Fernando Alonso i Max Verstappen zabrali głos na temat przebiegu wczorajszych kwalifikacji. 

Sobotnia czasówka na ulicach Księstwa wygenerowała sporo emocji, a w roli głównej wystąpili liderzy Astona Martina i Red Bulla, którzy stoczyli zacięty bój o pierwsze miejsce startowe. Ostatecznie pole position padło łupem Maxa Verstappena, który po szaleńczym okrążeniu zepchnął doświadczonego Hiszpana na P2. 

Zawodnik z Oviedo był bardzo zadowolony z możliwości stoczenia takiego pojedynku, o czym opowiedział, gdy zapytano go o kwestię powrotu do ścisłej czołówki Formuły 1 po wielu latach niepowodzeń i jazdy w środku stawki. 

- To wspaniałe uczucie - stwierdził Alonso. - Zawsze byłem pewny siebie, jeśli chodzi o to, co mogę zrobić za kierownicą. Czasami byłem nawet zbyt pewny siebie, ale to prawdopodobnie część mojego DNA.

- Obecnie pojawiło się wielu nowych fanów, którzy być może pamiętają moje występy z lat 2014-2015 albo oglądali Drive to Survie, gdzie widzieli mnie walczącego wyłącznie o awans do Q3 lub wycofującego się z wyścigu w dymiącym bolidzie. Myślę, że teraz wszystkie te osoby są zaskoczone, widząc mnie z przodu stawki. Dla mnie jest to jednak normalne i cieszę się, ale bardziej zadowala mnie fakt, że nowi kibice widzą, jak szybcy jesteśmy.

Komentując już sam przebieg pasjonującej rywalizacji, obaj jej uczestnicy zwrócili uwagę na to, jak wiele ryzykowali. Verstappen wyjawił, iż postawił wszystko na jedną kartę z powodu słabszego początku finałowego kółka.

- Przebieg kwalifikacji oceniam na całkiem dobry - powiedział Holender - Na początku trzeciego segmentu miałem natomiast trochę trudności z doborem odpowiednich ustawień i pracą opon. Wiedziałem jednak, że ostatnie okrążenie będzie decydujące, gdyż działanie ogumienia uległo znacznej poprawie. Przed trzecim sektorem byłem świadomy, że jestem w tyle za rywalami. Musiałem więc mocno przycisnąć w ostatnim sektorze i podjąć spore ryzyko, aby zredukować stratę, ale na szczęście się udało. 

Dopytywany o to, jak udało mu się to zrobić, odparł: - Po prostu dotknąłem kilku ścian i barierek ochronnych.
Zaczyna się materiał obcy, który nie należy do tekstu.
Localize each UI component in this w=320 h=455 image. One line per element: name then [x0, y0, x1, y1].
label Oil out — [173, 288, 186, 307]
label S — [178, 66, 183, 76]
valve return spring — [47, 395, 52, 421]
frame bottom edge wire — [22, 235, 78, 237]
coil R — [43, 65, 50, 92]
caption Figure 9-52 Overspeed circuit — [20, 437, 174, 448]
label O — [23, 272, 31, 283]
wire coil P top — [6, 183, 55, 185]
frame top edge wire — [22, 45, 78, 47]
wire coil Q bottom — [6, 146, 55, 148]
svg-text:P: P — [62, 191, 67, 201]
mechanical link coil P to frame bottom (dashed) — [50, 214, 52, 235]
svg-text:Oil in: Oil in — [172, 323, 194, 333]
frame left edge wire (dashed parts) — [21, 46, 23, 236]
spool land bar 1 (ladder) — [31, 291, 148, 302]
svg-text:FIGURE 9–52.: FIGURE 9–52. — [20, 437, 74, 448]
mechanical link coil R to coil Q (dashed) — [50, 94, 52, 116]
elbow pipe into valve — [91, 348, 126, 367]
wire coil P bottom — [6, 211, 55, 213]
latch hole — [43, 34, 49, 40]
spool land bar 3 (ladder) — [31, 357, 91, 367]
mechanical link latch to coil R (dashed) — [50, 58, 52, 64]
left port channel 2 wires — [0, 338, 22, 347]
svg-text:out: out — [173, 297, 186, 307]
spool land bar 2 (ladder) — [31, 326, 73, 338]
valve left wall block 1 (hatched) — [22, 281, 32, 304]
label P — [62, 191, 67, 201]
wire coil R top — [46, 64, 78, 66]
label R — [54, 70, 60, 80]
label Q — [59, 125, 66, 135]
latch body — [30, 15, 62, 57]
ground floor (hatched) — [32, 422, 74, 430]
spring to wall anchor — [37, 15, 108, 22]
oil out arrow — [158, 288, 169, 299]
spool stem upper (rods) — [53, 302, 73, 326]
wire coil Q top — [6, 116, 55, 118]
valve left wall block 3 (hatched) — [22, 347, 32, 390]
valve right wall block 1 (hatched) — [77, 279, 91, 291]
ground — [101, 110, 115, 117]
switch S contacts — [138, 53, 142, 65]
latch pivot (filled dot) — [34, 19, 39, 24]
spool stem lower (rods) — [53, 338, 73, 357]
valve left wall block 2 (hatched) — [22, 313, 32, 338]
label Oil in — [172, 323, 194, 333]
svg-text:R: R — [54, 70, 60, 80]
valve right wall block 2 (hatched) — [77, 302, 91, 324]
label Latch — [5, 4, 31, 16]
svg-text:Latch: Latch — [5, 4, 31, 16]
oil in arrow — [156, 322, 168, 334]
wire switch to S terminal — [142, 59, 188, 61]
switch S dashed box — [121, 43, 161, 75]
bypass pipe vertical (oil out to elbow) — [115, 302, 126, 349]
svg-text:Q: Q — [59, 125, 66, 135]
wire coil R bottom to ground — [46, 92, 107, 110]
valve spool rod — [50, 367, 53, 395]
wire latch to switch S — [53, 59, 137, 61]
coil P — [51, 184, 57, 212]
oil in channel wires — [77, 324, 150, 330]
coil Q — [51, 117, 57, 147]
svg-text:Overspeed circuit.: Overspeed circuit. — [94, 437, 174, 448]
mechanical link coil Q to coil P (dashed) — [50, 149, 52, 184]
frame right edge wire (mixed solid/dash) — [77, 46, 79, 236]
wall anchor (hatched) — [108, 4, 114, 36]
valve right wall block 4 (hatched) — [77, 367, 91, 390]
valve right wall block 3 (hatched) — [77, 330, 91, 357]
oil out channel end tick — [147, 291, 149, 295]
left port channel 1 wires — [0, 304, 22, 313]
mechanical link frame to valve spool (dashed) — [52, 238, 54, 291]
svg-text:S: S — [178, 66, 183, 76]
W zasadzie to praktycznie zawsze byłem dość szybki w tej części toru, ale faktycznie w tym przypadku naciskałem nieco mocniej niż zazwyczaj.

Alonso cieszy się, że kibice nie widzą go już tylko w dymiącym bolidzie

fot. Red Bull

Alonso natomiast nie był szczególnie rozczarowany. Przyznał, iż jego samochód nie czuł się najlepiej w ostatnim segmencie trasy, w którym uciekło mu pole position.
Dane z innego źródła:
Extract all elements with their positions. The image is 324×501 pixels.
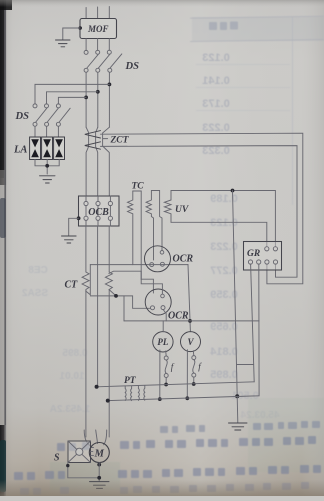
subtle teal tint patches	[248, 398, 324, 472]
wire incoming feeder L1 top	[85, 8, 87, 19]
wire MOF to DS1 pole3	[108, 39, 110, 51]
OCB upper contacts	[84, 201, 113, 205]
disconnect switch DS1 pole1	[84, 50, 98, 72]
lightning arrester LA2	[42, 137, 53, 160]
wire UV bottom to GR	[171, 222, 267, 246]
ZCT label dash	[103, 138, 108, 140]
svg-text:0.814: 0.814	[209, 346, 237, 358]
faint left side bleed	[22, 265, 280, 421]
node arrester bus	[45, 164, 49, 168]
wire L3 into motor	[104, 430, 107, 445]
svg-text:0.323: 0.323	[202, 145, 230, 157]
wire UV top to GR	[171, 191, 275, 247]
wire dot232 down to ground node	[233, 191, 238, 397]
fuse f2	[192, 351, 196, 384]
overcurrent relay OCR1	[145, 246, 171, 272]
CT zigzag on L1	[82, 272, 89, 437]
lightning arrester LA1	[30, 137, 41, 160]
svg-text:UV: UV	[175, 205, 189, 215]
wire CT3 top jog to H_B	[109, 271, 141, 273]
node fuse f1 on bus1	[164, 383, 168, 387]
OCB internal column wires	[86, 196, 110, 226]
disconnect switch DS2 pole2	[45, 104, 59, 126]
svg-text:1.453.2A: 1.453.2A	[50, 404, 91, 415]
wire L2 into motor	[96, 430, 98, 444]
wire ZCT secondary l to GR (bottom)	[101, 146, 298, 278]
CT zigzag on L3	[105, 272, 112, 437]
wire to ground G4	[236, 396, 239, 422]
ZCT chevron lower	[85, 142, 101, 149]
wire S bottom to M ground run	[68, 463, 99, 482]
ground OCB	[62, 236, 77, 243]
mirrored number column	[202, 52, 259, 402]
wire OCR2 bottom-right connector	[163, 310, 166, 321]
wire MOF case to ground	[63, 28, 80, 40]
wire MOF to DS1 pole1	[85, 39, 87, 51]
ZCT chevron upper	[85, 131, 101, 138]
svg-text:0.173: 0.173	[202, 98, 230, 110]
svg-text:0.659: 0.659	[210, 321, 238, 333]
wire PL top stub	[162, 321, 164, 332]
wire DS1 pole1 down	[85, 72, 87, 127]
ground LA	[40, 176, 56, 183]
wire GR relay box	[244, 242, 282, 271]
svg-text:ZCT: ZCT	[110, 136, 130, 146]
wire GR c2 down	[258, 264, 260, 396]
svg-text:V: V	[187, 337, 194, 347]
node bus1 at L2	[95, 385, 99, 389]
svg-text:SSA2: SSA2	[22, 288, 49, 299]
wire OCR1 right connector down to voltmeter	[188, 265, 190, 332]
PT winding w2	[130, 386, 133, 401]
wire incoming feeder L2 top	[97, 7, 99, 19]
PT winding w3	[137, 386, 140, 401]
wire CT3 secondary to bottom loop	[109, 290, 116, 296]
wire branch to DS2 pole3	[58, 97, 86, 104]
svg-text:GR: GR	[247, 249, 260, 259]
wire OCB pole3 down to CT	[108, 226, 110, 272]
GR top contacts	[265, 247, 269, 251]
wire bus1	[97, 382, 255, 387]
wire bus2	[108, 396, 259, 401]
node CT bottom loop	[114, 294, 118, 298]
svg-text:0.189: 0.189	[210, 193, 238, 205]
OCB lower contacts	[84, 216, 113, 220]
node branch L2	[96, 90, 100, 94]
wire OCB pole2 down	[97, 226, 99, 387]
wire DS2 pole2 to arrester	[46, 126, 48, 137]
wire DS1 pole3 down	[108, 72, 110, 127]
wire branch to DS2 pole2	[47, 92, 98, 104]
PT winding w4	[143, 386, 146, 401]
disconnect switch DS1 pole2	[96, 50, 110, 72]
coil C2	[146, 191, 162, 261]
wire OCB pole1 down to CT	[85, 226, 87, 272]
node UV top branch	[231, 189, 235, 193]
switch box S	[68, 441, 91, 463]
svg-text:OCR: OCR	[168, 311, 189, 322]
GR box	[244, 242, 282, 271]
svg-text:TC: TC	[132, 182, 145, 192]
svg-text:0.359: 0.359	[210, 289, 238, 301]
node bus2 at L3	[106, 399, 110, 403]
MOF metering outfit box	[80, 19, 117, 39]
wire connector to bus1 riser	[237, 364, 254, 366]
node M bottom	[97, 463, 101, 467]
svg-text:0.277: 0.277	[210, 265, 238, 277]
node fuse f2 on bus1	[192, 382, 196, 386]
wire H_B corner to OCR2 feed	[141, 279, 153, 293]
wire OCR2 feed2	[141, 271, 162, 294]
svg-text:LA: LA	[13, 145, 27, 156]
wire CT bottom loop	[90, 296, 150, 308]
svg-text:DS: DS	[15, 111, 30, 122]
svg-text:S: S	[54, 453, 60, 464]
OCB oil circuit breaker box	[79, 196, 120, 226]
trip coil TC	[128, 191, 142, 279]
svg-text:0.123: 0.123	[202, 52, 230, 64]
node PL return on bus2	[158, 397, 162, 401]
pilot lamp PL	[153, 332, 173, 352]
wire CT secondary horizontal A to OCR1	[90, 264, 188, 266]
svg-text:OCB: OCB	[88, 207, 109, 218]
svg-text:DS: DS	[125, 61, 140, 72]
svg-text:PL: PL	[157, 337, 168, 347]
wire DS2 pole1 to arrester	[34, 126, 36, 137]
svg-text:0.895: 0.895	[210, 369, 238, 381]
node OCB case terminal	[77, 216, 81, 220]
lightning arrester LA3	[54, 137, 65, 160]
wire branch to DS2 pole1	[35, 84, 109, 104]
ZCT primary pinch L1	[86, 127, 89, 196]
wire CT loop corner down to H_ocr	[123, 296, 125, 321]
node V tap on H_ocr	[188, 319, 192, 323]
wire CT1 secondary up path	[86, 265, 91, 295]
svg-text:10.01: 10.01	[59, 371, 84, 382]
wire V return to bus2	[186, 350, 188, 399]
ground G4	[229, 423, 248, 430]
wire H_ocr horizontal	[124, 320, 259, 322]
ZCT primary pinch L3	[103, 127, 110, 196]
undervoltage coil UV	[164, 191, 171, 223]
wire arrester bus	[35, 160, 59, 175]
wire DS2 pole3 to arrester	[57, 126, 59, 137]
svg-text:MOF: MOF	[87, 24, 109, 34]
ZCT primary pinch L2	[96, 127, 98, 196]
disconnect switch DS2 pole3	[56, 104, 70, 126]
node M ground junction	[97, 476, 101, 480]
svg-text:PT: PT	[124, 376, 137, 386]
svg-text:OCR: OCR	[173, 254, 194, 265]
svg-text:0.223: 0.223	[202, 122, 230, 134]
wire ZCT secondary k to GR (top)	[101, 133, 303, 284]
svg-text:M: M	[94, 449, 105, 460]
motor M	[89, 443, 109, 463]
wire S to M links	[91, 448, 94, 456]
wire L1 into motor	[84, 430, 90, 446]
wire MOF to DS1 pole2	[97, 39, 99, 51]
node branch L1	[84, 96, 88, 100]
svg-text:CT: CT	[65, 280, 79, 291]
svg-text:0.895: 0.895	[62, 348, 87, 359]
wire GR c1 to bus1	[251, 264, 255, 382]
wire DS1 pole2 down	[97, 72, 99, 127]
node branch L3	[108, 83, 112, 87]
bottom mirrored hangul-like text blobs	[160, 421, 320, 433]
labels layer	[13, 24, 260, 464]
ground G5 motor	[90, 482, 110, 489]
GR bottom contacts	[248, 260, 252, 264]
disconnect switch DS1 pole3	[107, 50, 122, 72]
disconnect switch DS2 pole1	[33, 104, 47, 126]
svg-text:CE8: CE8	[28, 265, 48, 276]
PT winding w1	[124, 386, 127, 401]
wire PL return to bus2	[159, 350, 161, 399]
svg-text:0.141: 0.141	[202, 75, 230, 87]
node V return on bus2	[185, 396, 189, 400]
node ground bus2	[235, 394, 239, 398]
wire OCB case to ground	[69, 218, 79, 235]
wire incoming feeder L3 top	[108, 7, 110, 19]
node S bottom	[66, 464, 69, 467]
faint table rules top right	[209, 22, 238, 31]
fuse f1	[164, 351, 168, 385]
overcurrent relay OCR2	[145, 289, 171, 315]
node MOF case terminal	[78, 26, 82, 30]
voltmeter V	[181, 332, 201, 352]
ground MOF case	[56, 40, 71, 47]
- W Monako zawsze jesteśmy świadkami loterii. Tak jak powiedział Max, wszystko może się tutaj zdarzyć. Często oglądamy incydenty oraz żółte i czerwone flagi. Najlepiej jest więc wcześniej pokonać okrążenie i być z przodu stawki. Kiedy otrzymałem przez radio informację, że jestem na P1, a w grze nadal są tylko Tsunoda i Verstappen, to od razu wiedziałem, że jest spora szansa na drugie miejsce.  

- Dla nas jest to bardzo dobry wynik, ponieważ przyjechaliśmy tutaj z pewnymi obawami względem naszego sobotniego tempa. W tempie wyścigowym jesteśmy bardzo konkurencyjni i dbamy odpowiednio o opony, gdyż degradacja w naszym samochodzie jest na dobrym poziomie.  

- Na torach ulicznych problemem jest jednak przejechanie czystego kółka w Q3 z utrzymaniem odpowiedniej temperatury ogumienia. Jutro ostatecznie ruszamy z pierwszego rzędu, więc plan na sobotę został w pełni zrealizowany. Nie sądzę, abym mógł zrobić cokolwiek więcej.

- Na obu finałowych okrążeniach podniosłem poziom ryzyka do bardzo niewygodnego poziomu. Uważam, że oba te przejazdy w pewnych momentach były ponad limit, ale ostatecznie wszystko odbyło się bez zbędnych przygód. Ostatni sektor wydaje się być najsłabszy w naszym wykonaniu. Już w trakcie FP3 byliśmy chyba dopiero ósmą siłą w tej części toru, więc ewidentnie coś się tam dzieje i musimy to dokładnie przeanalizować.